On August 9, 2022, at approximately 01:15 UTC (6:15 PM PDT), widely-used Google services, such as Google Search and Google Maps, became unavailable to users around the world. Attempts to reach these services resulted in error messages from Google’s edge servers, including HTTP 500 and 502 server responses that generally indicate internal server or application issues.
The outage lasted nearly 60 minutes during which time users were either completely unable to load sites, such as www.google.com, or could load certain Google sites but could not successfully execute functions, such as search.
Beginning at approximately 01:15 UTC on August 9, 2022, Google experienced a widespread outage that affected many of their globally distributed locations and impacted a variety of Google sites and services. One of the first service impacts observed by ThousandEyes was with Google Search. Within approximately 15 minutes of the start of the event, ThousandEyes observed impacts to Google Maps, and the service subsequently became unavailable in many locations.
As shown in figure 2 below, ThousandEyes Internet Insights: Application Outages observed the progressive onset of the incident, culminating with both of these Google services being unavailable across many global locations.
ThousandEyes vantage points located in multiple countries captured the incident as it unfolded. In the next image, you can see how the issue spread to other vantage points around the world after only a few minutes.
The full global impact could best be seen in the application layer, with ThousandEyes vantage points seeing increasing numbers of web connection attempt failures. When looking at the corresponding collected network layer metrics from these same vantage points, no packet loss was observed on the paths to the Google servers; this further highlights this incident as an application layer problem.
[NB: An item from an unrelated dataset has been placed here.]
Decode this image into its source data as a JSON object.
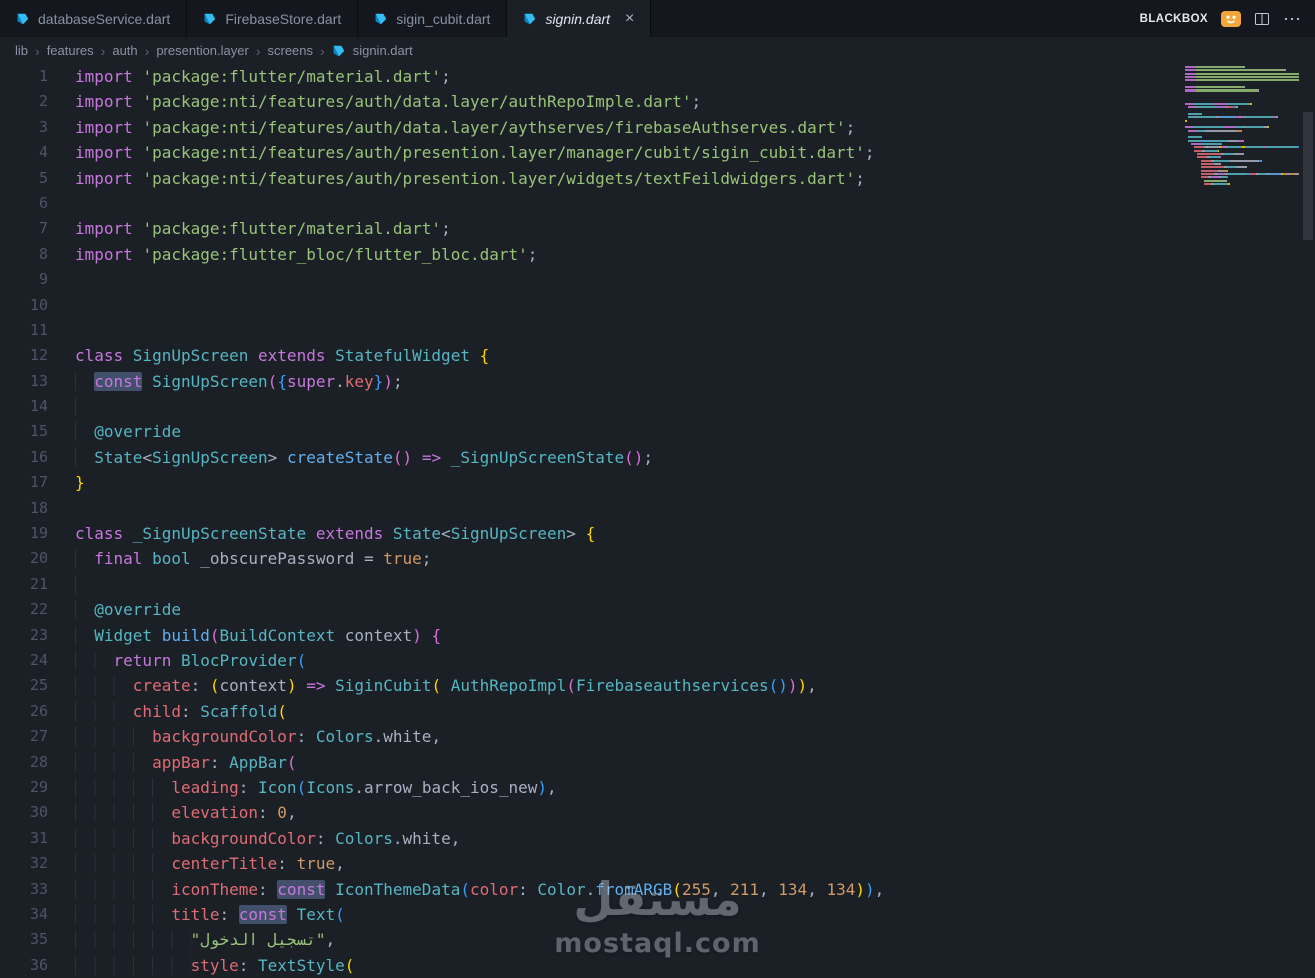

Instead, during the outage, Google web servers responded with HTTP 500 Internal Server Error messages, which indicates an error on the server side that prevents it from completing the request.
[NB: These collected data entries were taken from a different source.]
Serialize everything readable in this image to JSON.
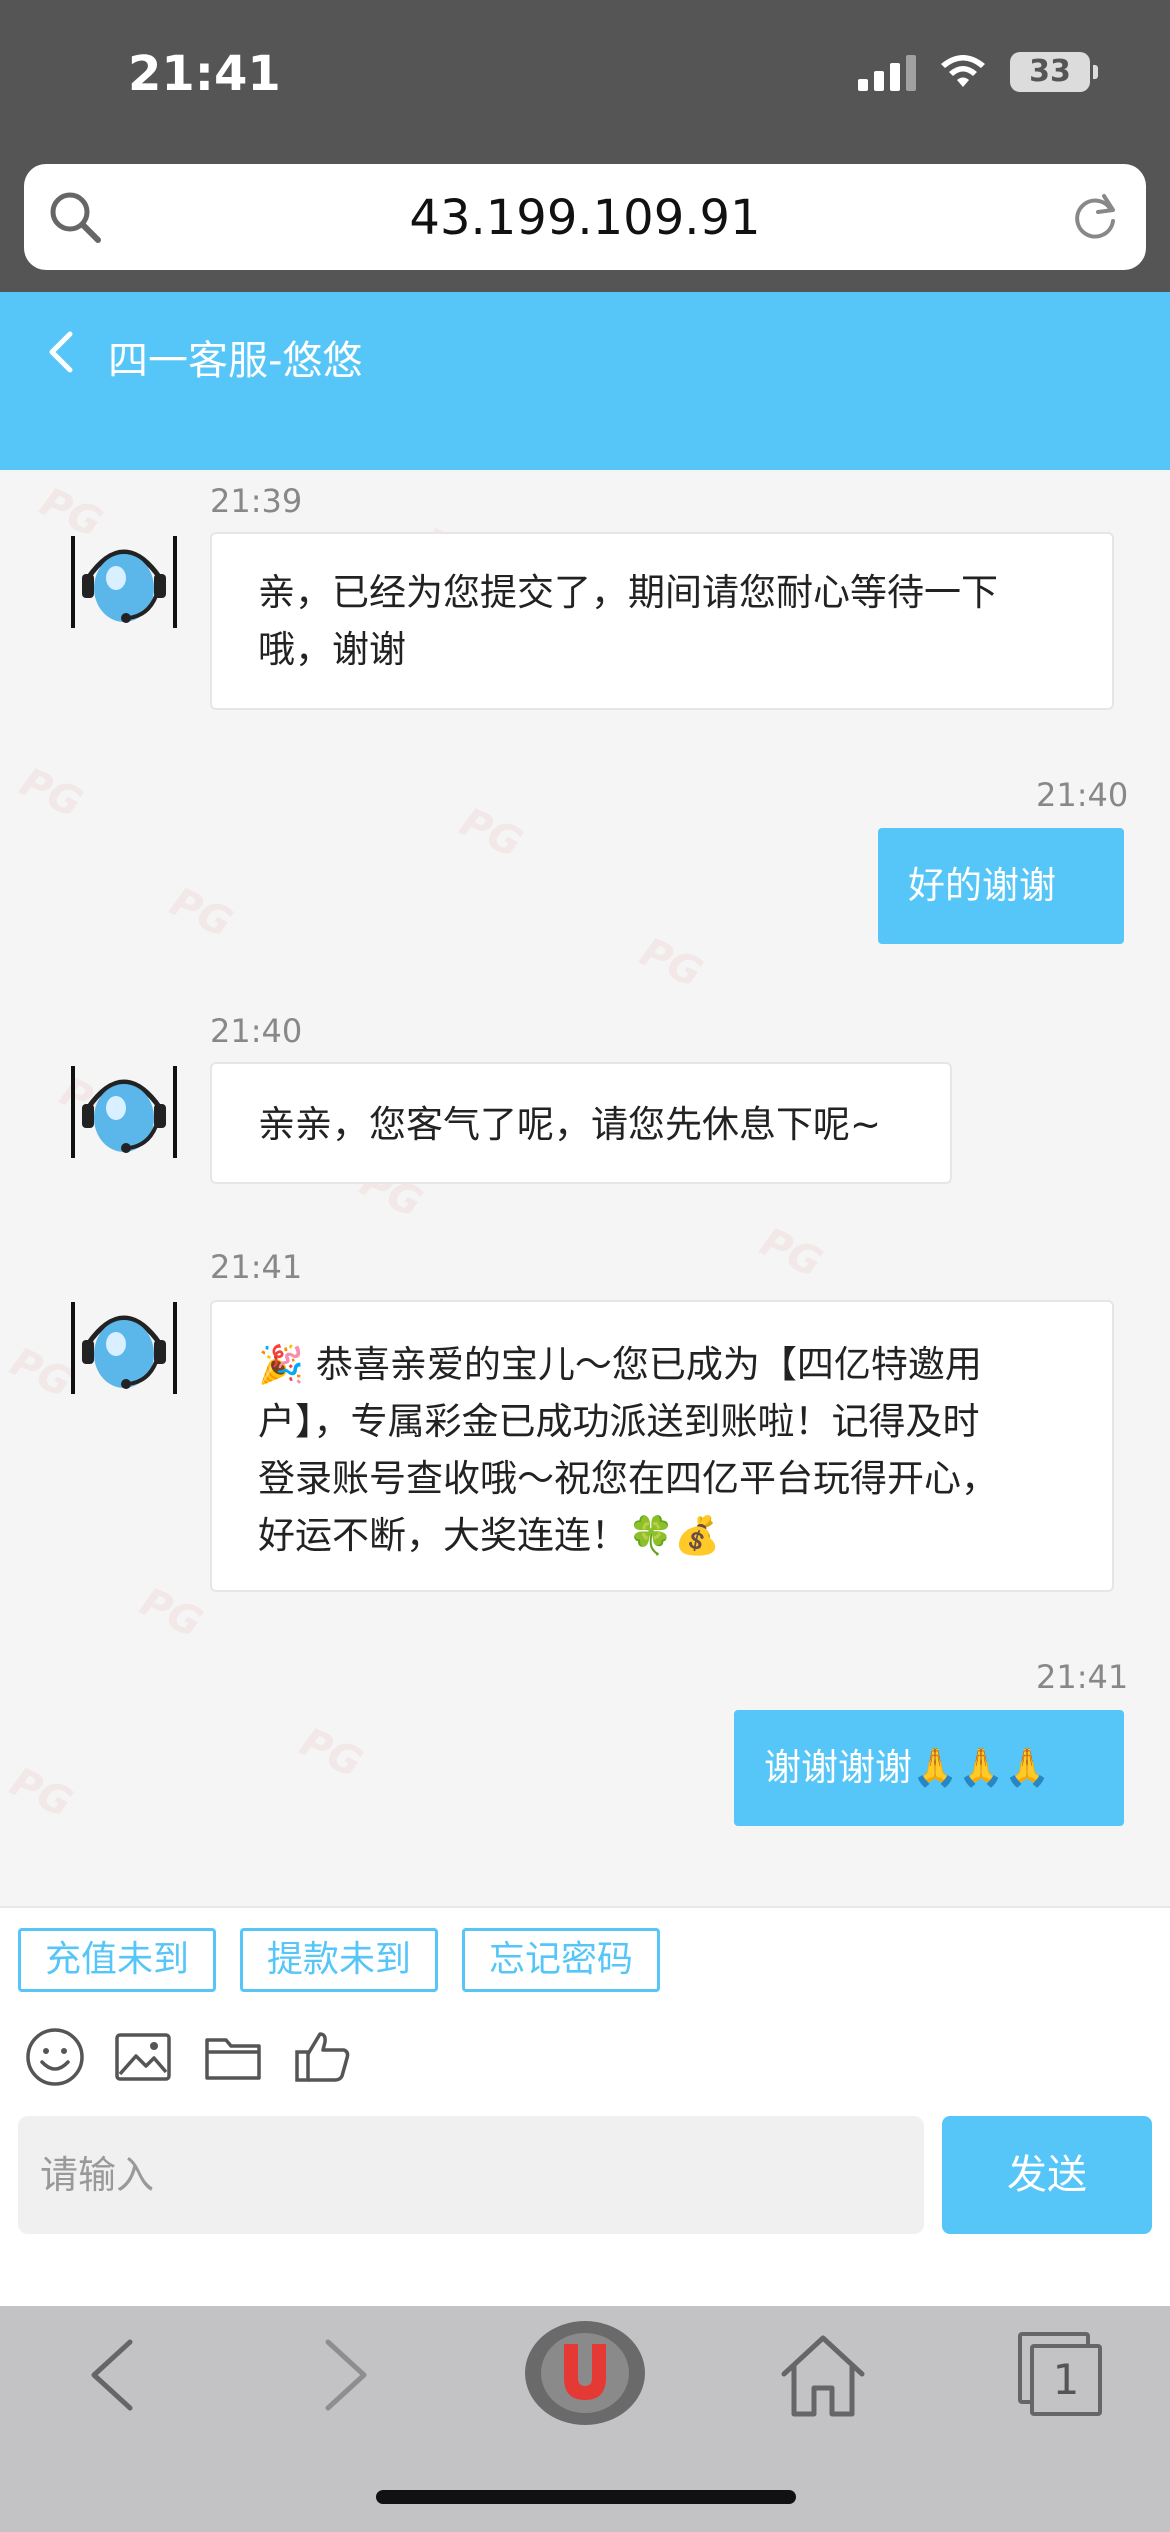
{
  "status_bar": {
    "time": "21:41",
    "battery": "33"
  },
  "url_bar": {
    "url": "43.199.109.91"
  },
  "chat": {
    "title": "四一客服-悠悠"
  },
  "messages": [
    {
      "side": "in",
      "time": "21:39",
      "line1": "亲，已经为您提交了，期间请您耐心等待一下",
      "line2": "哦，谢谢"
    },
    {
      "side": "out",
      "time": "21:40",
      "text": "好的谢谢"
    },
    {
      "side": "in",
      "time": "21:40",
      "line1": "亲亲，您客气了呢，请您先休息下呢~"
    },
    {
      "side": "in",
      "time": "21:41",
      "line1": "🎉 恭喜亲爱的宝儿～您已成为【四亿特邀用",
      "line2": "户】，专属彩金已成功派送到账啦！记得及时",
      "line3": "登录账号查收哦～祝您在四亿平台玩得开心，",
      "line4": "好运不断，大奖连连！🍀💰"
    },
    {
      "side": "out",
      "time": "21:41",
      "text": "谢谢谢谢🙏🙏🙏"
    }
  ],
  "quick_replies": [
    "充值未到",
    "提款未到",
    "忘记密码"
  ],
  "composer": {
    "placeholder": "请输入",
    "send_label": "发送"
  },
  "browser_bar": {
    "tabs_count": "1"
  },
  "watermark_text": "PG",
  "colors": {
    "accent": "#55c6f7",
    "chrome": "#555555",
    "toolbar": "#c3c3c5"
  }
}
At around 01:35 UTC, some ThousandEyes vantage points began experiencing connection time out errors, meaning that the server did not respond within an acceptable amount of time. Other vantage points were seen to receive HTTP 502 status code responses, indicating that the web server received an invalid response from an internal server dependency while attempting to fulfill the request.
Approximately 35 minutes after the onset of the incident, services appeared to be restored for many global users; however, a second brief outage at around 02:00 UTC again disrupted service availability, with Google servers returning identical errors for impacted services.
Google services were eventually fully restored by 02:10 UTC for global users (with the exception of China, whose connectivity failures with Google are unrelated to this incident) as seen in figure 10.
Google eventually issued a statement acknowledging the outage and identifying the root cause as a software update gone wrong.
Conclusions and Recommendations
This event brought forth two interesting aspects that warrant consideration for IT professionals. First, it highlights the fact that even the most stable of services, such as Google Search, a service for which we rarely experience issues or hear of outages, is still subject to the same forces that can bring down any complex digital system. Secondly, the event revealed how ubiquitous some software systems can be, woven through the many digital services we consume on a daily basis and yet unaware of these software dependencies.
The importance of end-to-end monitoring cannot be overstated. Having independent, data-based information is critical, especially in the absence of timely acknowledgements or updates by the provider. For those systems that rarely go down, seeing a dashboard full of green is a good thing; and when these applications or their dependencies become unavailable, knowing the when, where, and why is essential for timely problem isolation and remediation.
The second component of this is the need to monitor your application dependencies. The criticality of Google Search and its use as a software function by many other Internet applications, such as Google Maps and Google Images, means that when this function stops working, so do many other applications. Being able to measure performance of not just your critical application service front ends, but also of any known and measurable dependencies of that digital ecosystem, is necessary to ensure outstanding user experience.